The reticence about making religious truth claims in the public forum is, of course, a consequence of the Enlightenment. Almost all of the philosophers and social theorists of the modern period—from Descartes and Spinoza to Kant and Thomas Jefferson—were mortified by the wars of religion that followed the Reformation, and they accordingly wanted to find a means of controlling religious violence. Their solution, adopted in most of the modern political constitutions, was to tolerate religion as long as it remained essentially a private matter, something confined to the hearts of individual believers. The result of this “peace treaty” was what Richard John Neuhaus characterized as “the naked public square,” that is to say, a political forum stripped of properly religious assertions and convictions. The events of September 11th 2001 simply confirmed for many in the West the wisdom of this arrangement. Since religious people cannot defend their claims rationally, the argument goes, the public appearance of religion will always be accompanied by some form of direct or indirect violence.
I have always found the either/or quality of this analysis tiresome: either religious antagonism or privatization; either September 11th or bland toleration. Our problem is, as Stanley Hauerwas put it, that we have forgotten how to have a good argument about religion in public. The most dramatic indication that rational discourse has broken down is, of course, warfare between the disputants. Once conversants have resorted to fisticuffs, we know that the careful process of marshalling evidence, presenting argument and counter-argument, responding to objections, and avoiding contradictions, has been abandoned. But there is another sure sign that rationality has been left behind and that is the slide into an anything-goes, your- opinion- is –just- as- good- as mine sort of toleration. Truth claims, by their very nature, are public because truth, by its very nature, is universal. It would be ludicrous to say that 2+2= 4 for me but not for you or that adultery is wrong for me but not for you. Therefore, if I were to tolerate your view that 2+2 just might be equal to 6, or that adultery is, depending on the circumstances, acceptable, then I have stepped out of the arena of rationality and public argument, and I’ve essentially given up on you. It’s glaringly obvious that the perpetrator of violence is a disrespector of persons, but the perpetrator of “tolerance” is just as disrespectful, since he’s despaired of reason. We have to recover—yes, especially in our pluralistic society—John Henry Newman’s sense that religious claims are rational and thus can and should be the subject of vigorous argument. This is the religious reason that lies beyond the tired options of warfare or bland tolerance.
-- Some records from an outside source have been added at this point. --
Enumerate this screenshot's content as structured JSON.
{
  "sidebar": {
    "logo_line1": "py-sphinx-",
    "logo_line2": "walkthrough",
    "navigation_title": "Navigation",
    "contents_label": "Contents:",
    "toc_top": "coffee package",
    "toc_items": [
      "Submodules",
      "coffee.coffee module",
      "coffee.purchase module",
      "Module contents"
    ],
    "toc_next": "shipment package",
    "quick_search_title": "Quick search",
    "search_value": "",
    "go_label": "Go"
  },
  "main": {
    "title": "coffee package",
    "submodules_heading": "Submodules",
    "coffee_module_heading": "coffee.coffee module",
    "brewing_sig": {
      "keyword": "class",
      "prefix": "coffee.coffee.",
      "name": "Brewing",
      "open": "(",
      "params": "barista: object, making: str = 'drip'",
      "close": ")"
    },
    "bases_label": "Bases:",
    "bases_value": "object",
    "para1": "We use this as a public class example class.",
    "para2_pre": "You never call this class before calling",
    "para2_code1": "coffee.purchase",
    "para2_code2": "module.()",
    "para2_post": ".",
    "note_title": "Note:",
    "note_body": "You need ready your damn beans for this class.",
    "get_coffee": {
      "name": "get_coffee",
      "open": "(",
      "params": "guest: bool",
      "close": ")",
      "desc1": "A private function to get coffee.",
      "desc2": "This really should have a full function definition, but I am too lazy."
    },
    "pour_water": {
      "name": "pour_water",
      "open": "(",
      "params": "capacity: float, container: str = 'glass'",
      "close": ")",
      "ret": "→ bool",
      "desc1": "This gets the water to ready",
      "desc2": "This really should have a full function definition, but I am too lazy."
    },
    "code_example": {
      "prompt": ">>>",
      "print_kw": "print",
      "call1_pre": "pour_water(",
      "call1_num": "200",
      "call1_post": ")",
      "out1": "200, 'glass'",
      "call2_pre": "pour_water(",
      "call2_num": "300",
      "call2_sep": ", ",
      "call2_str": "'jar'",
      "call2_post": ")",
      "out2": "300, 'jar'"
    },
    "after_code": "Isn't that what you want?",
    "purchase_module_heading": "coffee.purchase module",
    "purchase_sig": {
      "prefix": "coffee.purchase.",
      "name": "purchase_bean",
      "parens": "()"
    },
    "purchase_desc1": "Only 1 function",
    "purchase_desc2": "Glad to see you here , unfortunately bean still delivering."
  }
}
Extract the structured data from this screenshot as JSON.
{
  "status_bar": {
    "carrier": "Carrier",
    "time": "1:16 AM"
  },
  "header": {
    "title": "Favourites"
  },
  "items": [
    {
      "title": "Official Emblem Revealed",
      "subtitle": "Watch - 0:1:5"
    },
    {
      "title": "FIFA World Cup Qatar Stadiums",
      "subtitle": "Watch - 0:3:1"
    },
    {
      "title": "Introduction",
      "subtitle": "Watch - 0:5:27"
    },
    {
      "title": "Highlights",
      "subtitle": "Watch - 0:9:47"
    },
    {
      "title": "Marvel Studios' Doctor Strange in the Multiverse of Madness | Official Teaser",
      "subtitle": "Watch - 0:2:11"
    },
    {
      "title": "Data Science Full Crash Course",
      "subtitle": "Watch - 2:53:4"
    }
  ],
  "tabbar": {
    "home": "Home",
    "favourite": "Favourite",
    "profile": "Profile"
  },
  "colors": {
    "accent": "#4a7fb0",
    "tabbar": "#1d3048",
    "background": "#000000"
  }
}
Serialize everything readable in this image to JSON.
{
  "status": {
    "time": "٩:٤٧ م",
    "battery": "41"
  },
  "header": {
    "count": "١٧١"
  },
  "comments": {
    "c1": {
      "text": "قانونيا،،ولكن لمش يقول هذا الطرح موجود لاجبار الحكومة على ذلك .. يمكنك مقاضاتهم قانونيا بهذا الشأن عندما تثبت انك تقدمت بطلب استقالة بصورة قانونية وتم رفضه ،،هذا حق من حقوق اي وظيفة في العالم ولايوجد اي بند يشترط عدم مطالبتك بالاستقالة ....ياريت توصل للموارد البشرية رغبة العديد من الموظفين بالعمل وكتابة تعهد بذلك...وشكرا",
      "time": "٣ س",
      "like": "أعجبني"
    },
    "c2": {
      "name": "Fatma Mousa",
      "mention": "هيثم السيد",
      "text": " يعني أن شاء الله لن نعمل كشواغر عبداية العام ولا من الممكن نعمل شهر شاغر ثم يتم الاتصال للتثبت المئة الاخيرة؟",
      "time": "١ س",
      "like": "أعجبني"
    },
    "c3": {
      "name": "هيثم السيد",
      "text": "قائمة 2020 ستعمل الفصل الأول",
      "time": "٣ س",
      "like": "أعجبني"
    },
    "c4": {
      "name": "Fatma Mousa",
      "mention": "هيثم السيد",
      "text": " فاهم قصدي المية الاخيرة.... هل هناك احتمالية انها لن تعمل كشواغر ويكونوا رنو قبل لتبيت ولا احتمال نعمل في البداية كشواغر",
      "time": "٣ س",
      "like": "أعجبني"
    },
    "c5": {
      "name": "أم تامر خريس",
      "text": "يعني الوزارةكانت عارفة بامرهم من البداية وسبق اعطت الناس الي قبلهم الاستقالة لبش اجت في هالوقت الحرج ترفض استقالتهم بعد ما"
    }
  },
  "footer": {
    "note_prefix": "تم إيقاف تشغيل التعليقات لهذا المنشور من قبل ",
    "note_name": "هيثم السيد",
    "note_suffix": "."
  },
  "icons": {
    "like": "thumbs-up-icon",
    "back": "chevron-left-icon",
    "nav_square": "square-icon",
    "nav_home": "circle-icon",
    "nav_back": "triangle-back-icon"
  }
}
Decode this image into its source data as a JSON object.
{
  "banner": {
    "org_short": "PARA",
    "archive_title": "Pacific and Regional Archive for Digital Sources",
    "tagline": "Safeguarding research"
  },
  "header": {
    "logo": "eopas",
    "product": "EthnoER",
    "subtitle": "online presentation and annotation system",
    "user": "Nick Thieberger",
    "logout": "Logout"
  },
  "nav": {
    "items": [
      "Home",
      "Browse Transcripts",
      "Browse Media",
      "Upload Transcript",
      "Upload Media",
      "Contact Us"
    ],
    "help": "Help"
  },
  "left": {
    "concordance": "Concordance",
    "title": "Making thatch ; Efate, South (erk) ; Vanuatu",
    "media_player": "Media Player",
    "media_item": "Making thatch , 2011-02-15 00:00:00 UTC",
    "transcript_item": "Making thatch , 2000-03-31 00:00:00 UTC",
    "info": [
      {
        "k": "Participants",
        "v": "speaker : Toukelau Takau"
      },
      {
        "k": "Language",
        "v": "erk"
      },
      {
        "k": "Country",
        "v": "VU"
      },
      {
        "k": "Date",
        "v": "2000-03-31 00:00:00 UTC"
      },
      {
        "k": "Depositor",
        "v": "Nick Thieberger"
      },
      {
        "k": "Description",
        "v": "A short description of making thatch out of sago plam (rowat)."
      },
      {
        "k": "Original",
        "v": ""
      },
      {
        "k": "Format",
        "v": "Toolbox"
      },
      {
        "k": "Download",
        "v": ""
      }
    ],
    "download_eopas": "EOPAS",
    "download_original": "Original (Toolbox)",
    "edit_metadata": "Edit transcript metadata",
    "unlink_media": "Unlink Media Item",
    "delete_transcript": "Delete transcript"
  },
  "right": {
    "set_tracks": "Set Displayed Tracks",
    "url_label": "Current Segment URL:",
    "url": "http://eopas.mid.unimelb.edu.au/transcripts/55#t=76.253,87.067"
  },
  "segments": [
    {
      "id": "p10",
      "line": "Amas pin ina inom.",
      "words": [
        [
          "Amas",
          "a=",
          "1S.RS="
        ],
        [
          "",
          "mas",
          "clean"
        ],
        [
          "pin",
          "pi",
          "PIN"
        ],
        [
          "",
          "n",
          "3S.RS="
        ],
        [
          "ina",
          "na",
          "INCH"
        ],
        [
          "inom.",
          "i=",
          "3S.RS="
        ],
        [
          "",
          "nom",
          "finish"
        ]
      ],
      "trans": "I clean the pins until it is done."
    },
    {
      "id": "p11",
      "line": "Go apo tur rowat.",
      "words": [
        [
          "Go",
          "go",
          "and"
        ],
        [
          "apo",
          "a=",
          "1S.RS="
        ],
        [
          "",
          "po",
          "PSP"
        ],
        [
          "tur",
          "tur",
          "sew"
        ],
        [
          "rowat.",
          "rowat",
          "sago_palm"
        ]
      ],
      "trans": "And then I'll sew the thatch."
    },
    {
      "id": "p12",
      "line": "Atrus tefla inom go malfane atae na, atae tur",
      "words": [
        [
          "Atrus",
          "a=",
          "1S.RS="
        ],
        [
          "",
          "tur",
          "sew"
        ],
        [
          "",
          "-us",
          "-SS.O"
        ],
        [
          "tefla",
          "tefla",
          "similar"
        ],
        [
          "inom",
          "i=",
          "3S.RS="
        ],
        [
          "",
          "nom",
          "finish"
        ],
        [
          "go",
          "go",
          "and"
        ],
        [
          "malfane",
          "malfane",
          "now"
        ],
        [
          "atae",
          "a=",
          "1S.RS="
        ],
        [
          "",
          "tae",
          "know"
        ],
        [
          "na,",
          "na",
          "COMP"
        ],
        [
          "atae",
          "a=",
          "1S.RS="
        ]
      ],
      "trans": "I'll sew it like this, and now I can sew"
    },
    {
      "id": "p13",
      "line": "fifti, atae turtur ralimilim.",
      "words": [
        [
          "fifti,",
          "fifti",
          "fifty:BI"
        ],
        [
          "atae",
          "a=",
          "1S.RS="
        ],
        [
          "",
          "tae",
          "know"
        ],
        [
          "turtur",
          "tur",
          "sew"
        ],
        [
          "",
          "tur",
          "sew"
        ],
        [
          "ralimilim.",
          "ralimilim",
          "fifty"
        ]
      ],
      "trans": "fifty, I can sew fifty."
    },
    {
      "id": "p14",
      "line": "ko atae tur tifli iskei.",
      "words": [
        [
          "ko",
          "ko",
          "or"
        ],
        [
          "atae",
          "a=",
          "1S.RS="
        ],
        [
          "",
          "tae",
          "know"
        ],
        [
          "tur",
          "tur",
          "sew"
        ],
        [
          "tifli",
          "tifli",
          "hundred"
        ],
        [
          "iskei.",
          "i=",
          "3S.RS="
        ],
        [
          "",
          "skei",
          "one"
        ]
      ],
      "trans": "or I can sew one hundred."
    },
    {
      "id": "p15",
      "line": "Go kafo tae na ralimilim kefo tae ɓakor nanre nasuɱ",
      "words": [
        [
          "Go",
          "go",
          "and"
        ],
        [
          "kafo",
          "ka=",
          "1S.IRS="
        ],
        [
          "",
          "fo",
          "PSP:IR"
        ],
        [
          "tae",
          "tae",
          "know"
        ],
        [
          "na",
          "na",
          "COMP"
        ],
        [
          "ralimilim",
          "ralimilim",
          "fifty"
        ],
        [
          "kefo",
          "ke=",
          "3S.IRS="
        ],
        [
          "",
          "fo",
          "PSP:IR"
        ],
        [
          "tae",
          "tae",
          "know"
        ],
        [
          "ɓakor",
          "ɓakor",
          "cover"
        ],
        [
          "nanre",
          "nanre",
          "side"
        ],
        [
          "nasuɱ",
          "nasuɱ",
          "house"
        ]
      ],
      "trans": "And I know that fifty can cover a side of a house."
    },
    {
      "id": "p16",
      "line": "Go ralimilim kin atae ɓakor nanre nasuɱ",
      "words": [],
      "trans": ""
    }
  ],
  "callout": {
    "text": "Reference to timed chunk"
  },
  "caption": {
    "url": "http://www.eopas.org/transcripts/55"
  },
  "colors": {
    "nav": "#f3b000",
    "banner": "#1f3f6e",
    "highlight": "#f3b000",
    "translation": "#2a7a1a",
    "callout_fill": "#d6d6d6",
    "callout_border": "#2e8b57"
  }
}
And now just a brief observation about our unwillingness to accept the tougher, more “negative” features of the religious traditions. In a thousand different ways, we reverence choice in our culture. We choose our political leaders, the products we purchase at the store, the kind of films that we watch, the sort of people with whom we associate. And we revel in the wide variety of choices available to us. But there are certain realities that are so basic in their goodness, beauty, and importance that they are not so much chosen as given. Beethoven’s 9th symphony, the Swiss Alps, Dante’s Divine Comedy, the French language, moral absolutes, and the saints are goods that give themselves to us in all of their complexity and compelling power. We don’t choose them; they choose us. We don’t make demands of them; they impose a demand upon us. We wouldn’t presume to excise those sections of Beethoven that are “unpleasant” or those features of French that are too difficult or those dimensions of morality that are hard to live up to. The Word of God, preserved in the Church, is a supreme value of this type. We shouldn’t therefore speak of choosing sections of it that we like and leaving behind those that bother us. Rather, we should let it, in all of its multivalence and complexity, claim us. Challenging ideas, I know, for us Americans. But we cannot allow our Americanism, as much as we reverence it, to compromise or position our Catholicism.